The book opens with a prologue titled A Day Without Feminism, which highlights the persistent inequalities women face, both at home and in the workplace. Baumgardner and Richards claim that women are often depicted as the weaker, subservient gender, confined by societal expectations and the threat of ostracism. This section underscores how the efforts of past feminists have significantly improved the role of women in society- progress that is often underappreciated.

Following the prologue are eight chapters: The Dinner Party, What is Feminism?; Feminists Want to Know: Is the Media Dead?; Girl, You’ll Be a Woman Soon; Barbie vs. the Menstrual Kit; Thou Shalt Not Become Thy Mother; Who’s Afraid of Katie Roiphe?; and What Is Activism?. These chapters combine original insights from Baumgardner and Richards with discussions of key feminist figures and movements, including Women Make Movies, Katie Roiphe's The Morning After: Sex, Fear, and Feminism on Campus, and Zora Neale Hurston, alongside many others, from historical to contemporary feminists.

The book concludes with the epilogue A Day with Feminism, which envisions a society fully integrated with feminist values, where coed sports are the norm, women can feel safe at night, bodily autonomy and privacy are upheld, and true gender equality has been achieved. “The social-justice movement, formerly known as feminism, is now just life.”

== Authors ==

=== Jennifer Baumgardner ===
Jennifer Baumgardner is a writer, producer, activist, and speaker best known for her contribution to the third-wave feminist movement. Baumgardner frequently addresses disputed issues, which she refers to as "common-but-silenced" topics. Among these topics are sexual assault, abortion, and sexuality. One of her primary goals is to encourage conversations about the shared experiences that are often considered sensitive or unacceptable.

Currently, Baumgardner serves as the founder and publisher of Dottir Press, a woman-owned imprint dedicated to feminist literature, which includes LIBER: A Feminist Review. This magazine focuses on conversations surrounding feminist literature, culture, theory, and history, with Baumgardner as the chief editor.

Baumgardner's other notable works include: Grassroots: A Field Guide for Feminist Activism (2004), Look Both Ways: Bisexual Politics (2007), and Abortion & Life (2008).

=== Amy Richards ===
Amelia Richards is an activist, producer, writer, organizer, and co-founder of the Third Wave Foundation, also known as the Third Wave Fund. She writes to shed light on the subliminal messages present in our society, despite the widespread ignorance surrounding them. Richards believes in an "unspoken collectiveness" among feminists, which contributes to the visibility and passion of the feminist movement.

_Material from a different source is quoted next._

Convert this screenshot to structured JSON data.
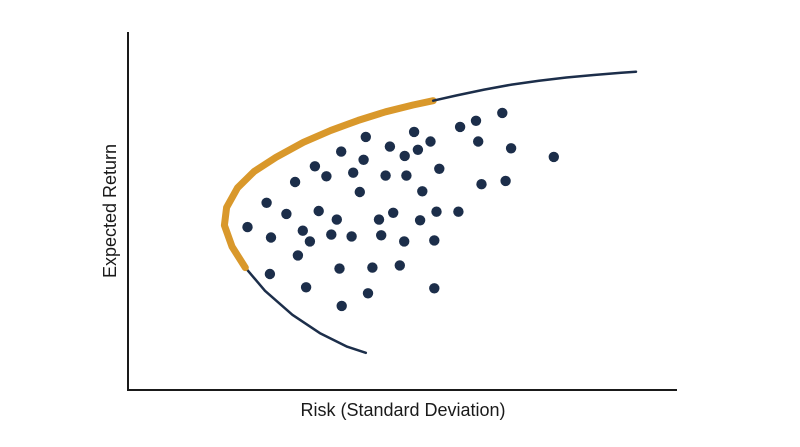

Richards produced the Emmy-nominated series WOMAN for Viceland, and has been involved in numerous film projects. She also serves as the president of Soapbox Inc., the largest feminist speakers' bureau, organizing thousands of impactful events. Additionally, she oversees the affiliated Soapbox Foundation, which created Feminist Camp, an acclaimed program where campers collaborate with feminist peers to engage in non-profit work, volunteer, protest, and turn feminist theory into action.

Richards' other notable works include serving as a consulting producer on HBO documentary Gloria Steinem: In Her Own Words, PBS documentary MAKERS: Women Making America, and authoring Opting In: Having a Child Without Losing Yourself.